Decrease Maintenance Spending by Increasing Reliability

People don’t always behave rationally. When professionals spend years wasting money on avoidable repairs and replacements, that’s a perfect example of faulty thinking. Decision-makers often delay upgrading their procedures because it just doesn’t feel like the right time for a drastic change—but a look at the data reveals that it’s always the right time to start boosting your reliability.

In an article for Maintenance Technology, expert Al Poling tallies the dollar value of unnecessary breakdowns...

Some professionals believe that increasing reliability won’t pay off because there’s not much room for improvement. In fact, according to studies, the best-performing plants average 1% downtime a year, while for average performers it’s 7%—a sevenfold difference! So if you’re less than stellar, how does that affect your bottom line?

  • The first line item to consider is labor. Poling states, "Best performers average less than four days of downtime/year due to unreliability, including annualized downtime for turnarounds. Average performers endure more than 25 days of downtime/year due to unreliability. With a direct correlation between the number of equipment failures and the number of craft workers required to repair that equipment, the average-performing manufacturer would have spend seven times more on labor than the best performer."
  • Paying repair workers goes hand in hand with paying for repair materials. Poling hypothesizes that the amount spent on materials is usually roughly equivalent to the amount spent on labor.
  • Finally, there’s the largest expense—equipment replacement. Top performers already understand that proactive maintenance is the key to minimize equipment replacement. Emerson Process Management defines the practice of proactive maintenance as "analyzing why performance is degrading and then corrects the source of problems. The goal is not just to avoid a failure but to restore or even improve equipment performance. The best-practices plant of the future will actually spend more on maintenance to include this proactive approach in their arsenal and more than regain the investment in increased plant efficiency."

Soloman Associates adds, "If your plant mechanical availability is not well above 96%, you have valuable untapped margin. If your maintenance cost as a percentage of plant replacement value is not well below 2%, you may be spending too much." So, how can you achieve these results?

Don’t run to failure

We know that the biggest single maintenance expense is replacing equipment. Average companies assume replacement is inevitable, and keep using machines with little maintenance until eventually they fail conclusively. But every breakdown has a cause, and if you can figure out what causes are, you can prevent it. In his book Friction and Wear of Materials, MIT’s Ernest Rabinowicz determined that 70% of machine failure is due to surface degradation, and half of that comes from mechanical wear. Finally, research by the Society of Tribologists and Lubrication Engineers (STLE) and the National Research Council of Canada (NRCC) found up to 82% of mechanical wear of industrial machinery is due to particle contamination of the lubricating oil.

It's clear that clean oil can prevent failure.

Don’t be reactive

The key to actually achieving that standard is to be proactive at every step—whether you’re reacting to particles that are already in your oil or to a machine breakdown that’s already happened, you’re too late. The first and most cost-effective form of prevention is to keep contaminants from getting into the oil in the first place. Particles and water enter oil when it is exposed to outside air through “breathing,” so make sure each storage unit, transfer method, and machine is equipped with a dessicant breathers that includes a particle filter. A second form of exposure occurs when ports are opened to transfer oil. If the connections between ports and tubes are not completely airtight, the surface of the oil is exposed to thousands or millions of microscopic particles. Every machine, container, and filtration should also be equipped with quick connects.

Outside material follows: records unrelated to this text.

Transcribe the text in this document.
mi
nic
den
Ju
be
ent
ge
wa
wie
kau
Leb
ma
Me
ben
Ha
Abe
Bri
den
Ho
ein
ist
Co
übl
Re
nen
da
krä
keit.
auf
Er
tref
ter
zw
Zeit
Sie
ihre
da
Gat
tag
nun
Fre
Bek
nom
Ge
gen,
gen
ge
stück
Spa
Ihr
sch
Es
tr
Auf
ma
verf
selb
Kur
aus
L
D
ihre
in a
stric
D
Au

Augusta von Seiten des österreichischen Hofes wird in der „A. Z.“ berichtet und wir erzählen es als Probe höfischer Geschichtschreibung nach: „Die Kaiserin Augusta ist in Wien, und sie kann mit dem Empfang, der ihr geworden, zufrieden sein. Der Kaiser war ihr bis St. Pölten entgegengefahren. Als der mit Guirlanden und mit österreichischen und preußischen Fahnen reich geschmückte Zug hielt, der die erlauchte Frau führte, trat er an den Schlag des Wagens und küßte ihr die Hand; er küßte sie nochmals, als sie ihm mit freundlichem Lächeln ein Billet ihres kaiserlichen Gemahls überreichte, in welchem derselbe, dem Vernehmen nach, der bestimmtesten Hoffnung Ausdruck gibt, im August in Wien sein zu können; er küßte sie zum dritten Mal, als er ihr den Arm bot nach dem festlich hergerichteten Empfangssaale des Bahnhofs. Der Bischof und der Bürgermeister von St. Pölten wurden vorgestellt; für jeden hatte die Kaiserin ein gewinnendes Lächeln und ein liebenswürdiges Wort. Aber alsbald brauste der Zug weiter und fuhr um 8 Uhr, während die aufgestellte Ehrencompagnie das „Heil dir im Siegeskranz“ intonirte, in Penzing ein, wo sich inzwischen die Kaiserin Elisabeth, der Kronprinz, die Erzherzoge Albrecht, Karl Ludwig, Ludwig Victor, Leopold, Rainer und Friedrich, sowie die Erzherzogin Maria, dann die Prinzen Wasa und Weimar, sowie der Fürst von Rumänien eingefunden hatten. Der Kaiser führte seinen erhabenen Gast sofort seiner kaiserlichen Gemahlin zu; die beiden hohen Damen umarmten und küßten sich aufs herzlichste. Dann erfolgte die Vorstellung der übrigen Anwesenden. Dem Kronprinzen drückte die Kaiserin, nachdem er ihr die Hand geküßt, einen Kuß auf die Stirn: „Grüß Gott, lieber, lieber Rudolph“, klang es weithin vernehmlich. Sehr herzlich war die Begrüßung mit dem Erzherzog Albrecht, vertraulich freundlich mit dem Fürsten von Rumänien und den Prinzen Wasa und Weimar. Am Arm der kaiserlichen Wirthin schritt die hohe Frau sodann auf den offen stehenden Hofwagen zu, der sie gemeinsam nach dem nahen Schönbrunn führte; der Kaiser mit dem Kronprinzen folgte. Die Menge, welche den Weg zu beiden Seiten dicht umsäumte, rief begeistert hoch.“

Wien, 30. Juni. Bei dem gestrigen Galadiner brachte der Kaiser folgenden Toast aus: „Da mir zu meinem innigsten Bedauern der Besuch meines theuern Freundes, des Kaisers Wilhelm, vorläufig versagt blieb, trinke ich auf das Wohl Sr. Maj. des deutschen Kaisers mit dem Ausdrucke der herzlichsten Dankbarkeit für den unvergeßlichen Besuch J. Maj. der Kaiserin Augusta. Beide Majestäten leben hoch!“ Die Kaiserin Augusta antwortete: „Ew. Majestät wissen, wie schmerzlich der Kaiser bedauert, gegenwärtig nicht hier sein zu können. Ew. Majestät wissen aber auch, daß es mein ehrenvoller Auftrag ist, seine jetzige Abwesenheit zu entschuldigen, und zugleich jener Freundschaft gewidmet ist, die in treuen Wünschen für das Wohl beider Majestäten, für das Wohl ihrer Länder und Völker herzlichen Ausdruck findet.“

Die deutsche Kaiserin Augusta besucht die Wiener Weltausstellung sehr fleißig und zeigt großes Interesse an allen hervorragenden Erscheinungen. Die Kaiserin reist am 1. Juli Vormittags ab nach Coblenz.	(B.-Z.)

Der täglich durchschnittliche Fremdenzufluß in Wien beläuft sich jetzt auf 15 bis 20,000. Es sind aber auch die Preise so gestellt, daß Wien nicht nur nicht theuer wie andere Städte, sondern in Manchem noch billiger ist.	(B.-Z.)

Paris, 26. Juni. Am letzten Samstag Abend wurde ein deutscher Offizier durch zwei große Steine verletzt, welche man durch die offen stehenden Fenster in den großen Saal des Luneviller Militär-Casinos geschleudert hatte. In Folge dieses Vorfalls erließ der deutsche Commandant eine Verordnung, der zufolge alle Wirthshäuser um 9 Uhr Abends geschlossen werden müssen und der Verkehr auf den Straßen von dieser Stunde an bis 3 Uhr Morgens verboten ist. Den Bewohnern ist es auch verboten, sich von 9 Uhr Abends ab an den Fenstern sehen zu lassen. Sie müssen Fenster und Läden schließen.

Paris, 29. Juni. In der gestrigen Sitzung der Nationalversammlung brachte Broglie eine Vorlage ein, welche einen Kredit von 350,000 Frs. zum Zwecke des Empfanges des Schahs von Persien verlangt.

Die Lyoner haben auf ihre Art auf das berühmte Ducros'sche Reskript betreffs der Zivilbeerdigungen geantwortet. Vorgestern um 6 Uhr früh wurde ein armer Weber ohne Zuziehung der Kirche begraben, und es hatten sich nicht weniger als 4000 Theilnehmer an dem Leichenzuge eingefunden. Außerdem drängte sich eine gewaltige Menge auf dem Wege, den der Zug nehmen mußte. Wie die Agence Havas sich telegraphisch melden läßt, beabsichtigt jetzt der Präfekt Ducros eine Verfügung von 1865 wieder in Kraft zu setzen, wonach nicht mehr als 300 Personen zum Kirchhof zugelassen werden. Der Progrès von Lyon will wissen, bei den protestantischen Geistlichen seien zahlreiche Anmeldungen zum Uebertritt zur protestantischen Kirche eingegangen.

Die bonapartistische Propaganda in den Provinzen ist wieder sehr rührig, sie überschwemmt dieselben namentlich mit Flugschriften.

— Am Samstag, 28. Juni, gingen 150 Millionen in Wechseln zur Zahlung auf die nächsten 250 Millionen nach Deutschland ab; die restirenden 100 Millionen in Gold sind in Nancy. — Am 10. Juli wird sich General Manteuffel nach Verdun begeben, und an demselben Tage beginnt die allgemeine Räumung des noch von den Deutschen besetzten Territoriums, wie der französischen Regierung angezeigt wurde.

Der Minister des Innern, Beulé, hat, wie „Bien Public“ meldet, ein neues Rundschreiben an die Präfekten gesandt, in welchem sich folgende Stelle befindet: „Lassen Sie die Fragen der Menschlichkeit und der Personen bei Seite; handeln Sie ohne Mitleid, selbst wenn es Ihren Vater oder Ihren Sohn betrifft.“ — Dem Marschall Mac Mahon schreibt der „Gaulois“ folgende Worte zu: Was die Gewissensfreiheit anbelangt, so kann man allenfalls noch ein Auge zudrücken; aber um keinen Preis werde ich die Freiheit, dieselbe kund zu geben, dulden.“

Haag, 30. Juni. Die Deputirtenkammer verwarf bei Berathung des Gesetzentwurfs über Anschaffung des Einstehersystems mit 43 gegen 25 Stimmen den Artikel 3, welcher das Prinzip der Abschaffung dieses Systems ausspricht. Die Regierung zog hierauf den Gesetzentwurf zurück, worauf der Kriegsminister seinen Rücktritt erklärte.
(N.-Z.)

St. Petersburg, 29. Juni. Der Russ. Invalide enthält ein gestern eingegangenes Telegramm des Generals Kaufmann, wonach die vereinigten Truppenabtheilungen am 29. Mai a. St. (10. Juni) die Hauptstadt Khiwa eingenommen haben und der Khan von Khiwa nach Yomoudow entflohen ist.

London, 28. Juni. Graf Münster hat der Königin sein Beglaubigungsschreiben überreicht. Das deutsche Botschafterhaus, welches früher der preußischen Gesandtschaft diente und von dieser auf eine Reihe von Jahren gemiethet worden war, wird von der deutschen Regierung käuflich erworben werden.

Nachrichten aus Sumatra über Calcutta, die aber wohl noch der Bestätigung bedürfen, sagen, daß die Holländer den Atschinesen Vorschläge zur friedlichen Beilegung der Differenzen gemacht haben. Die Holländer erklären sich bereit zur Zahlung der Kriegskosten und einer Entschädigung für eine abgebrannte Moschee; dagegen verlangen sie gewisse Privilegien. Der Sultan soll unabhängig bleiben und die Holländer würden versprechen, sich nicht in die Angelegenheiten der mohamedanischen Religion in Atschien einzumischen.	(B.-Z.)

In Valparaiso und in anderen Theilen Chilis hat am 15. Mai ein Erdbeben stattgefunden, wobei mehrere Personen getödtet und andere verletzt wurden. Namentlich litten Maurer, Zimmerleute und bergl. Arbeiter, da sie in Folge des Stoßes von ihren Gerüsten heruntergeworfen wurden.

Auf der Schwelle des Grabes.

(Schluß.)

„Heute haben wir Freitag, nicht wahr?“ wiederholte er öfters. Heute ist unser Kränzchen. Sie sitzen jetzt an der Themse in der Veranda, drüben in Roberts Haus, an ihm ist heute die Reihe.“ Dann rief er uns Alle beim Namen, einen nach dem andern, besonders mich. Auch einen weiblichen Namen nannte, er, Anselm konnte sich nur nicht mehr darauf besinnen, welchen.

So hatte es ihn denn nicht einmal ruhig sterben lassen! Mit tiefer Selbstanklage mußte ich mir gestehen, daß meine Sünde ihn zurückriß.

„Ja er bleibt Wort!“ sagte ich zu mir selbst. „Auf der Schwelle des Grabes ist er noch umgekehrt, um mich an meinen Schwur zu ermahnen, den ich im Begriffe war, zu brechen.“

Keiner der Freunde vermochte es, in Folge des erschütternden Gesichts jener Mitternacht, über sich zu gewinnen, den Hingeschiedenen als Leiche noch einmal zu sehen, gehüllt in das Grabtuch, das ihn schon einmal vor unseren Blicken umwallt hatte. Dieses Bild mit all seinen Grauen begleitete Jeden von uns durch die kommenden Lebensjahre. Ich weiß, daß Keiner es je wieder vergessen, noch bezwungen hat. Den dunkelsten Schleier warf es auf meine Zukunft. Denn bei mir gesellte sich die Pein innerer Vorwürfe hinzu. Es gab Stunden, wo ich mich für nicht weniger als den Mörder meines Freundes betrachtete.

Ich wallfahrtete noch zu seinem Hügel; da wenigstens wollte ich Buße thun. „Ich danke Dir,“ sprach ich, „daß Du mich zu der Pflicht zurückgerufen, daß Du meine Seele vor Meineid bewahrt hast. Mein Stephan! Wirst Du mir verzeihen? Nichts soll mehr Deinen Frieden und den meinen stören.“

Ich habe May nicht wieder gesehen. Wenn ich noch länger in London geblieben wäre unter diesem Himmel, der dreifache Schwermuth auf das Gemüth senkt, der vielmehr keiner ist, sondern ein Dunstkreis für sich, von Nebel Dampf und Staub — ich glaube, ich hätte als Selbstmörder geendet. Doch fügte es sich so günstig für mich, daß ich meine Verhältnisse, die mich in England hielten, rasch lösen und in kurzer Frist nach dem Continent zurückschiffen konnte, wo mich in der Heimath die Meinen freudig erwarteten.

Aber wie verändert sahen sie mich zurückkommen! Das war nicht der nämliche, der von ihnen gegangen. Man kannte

Another form of proactive maintenance is visual monitoring. Using a sight glass can provide a visual warning of any potential damage that might occur as a result of contaminated oil.

Filter smart

If you follow the above steps, only the bare minimum of contamination will make it into the oil. Removing particulate that is in the oil before it causes premature wear is the next step. Use either a filter cart or a dedicated panel unit with dual-stage filtration for each machine. The level and frequency of filtration needed will depend on how dirty the environment is and the criticality of the machine. And don’t forget about water—it can oxidize oil, destroy crucial additives, and cause metal to rust and crack. If water levels are above 400 ppm, use a depth media filter or other method to remove it.

Test your oil

Many companies test for mechanical failure with vibration analysis, but don’t perform oil analysis. This is a mistake. According to major bearing manufacturers such as SKF, an estimated 63 percent of premature bearing failures can be directly or indirectly attributed to lubrication. Testing the oil in your machines can tell you whether your maintenance plan is working as intended. Another benefit is that a sudden rise in particle levels can be a sign of mechanical failures (such as misalignment or broken gear) that haven’t shown up yet in vibration analysis, providing you with an early warning.

Whether you're trying to make the most of an ever-dwindling staff and budget, or looking for even more ways to trim operations and maintenance costs, improving your reliability program by implementing these simple practices can show a substantial return on investment.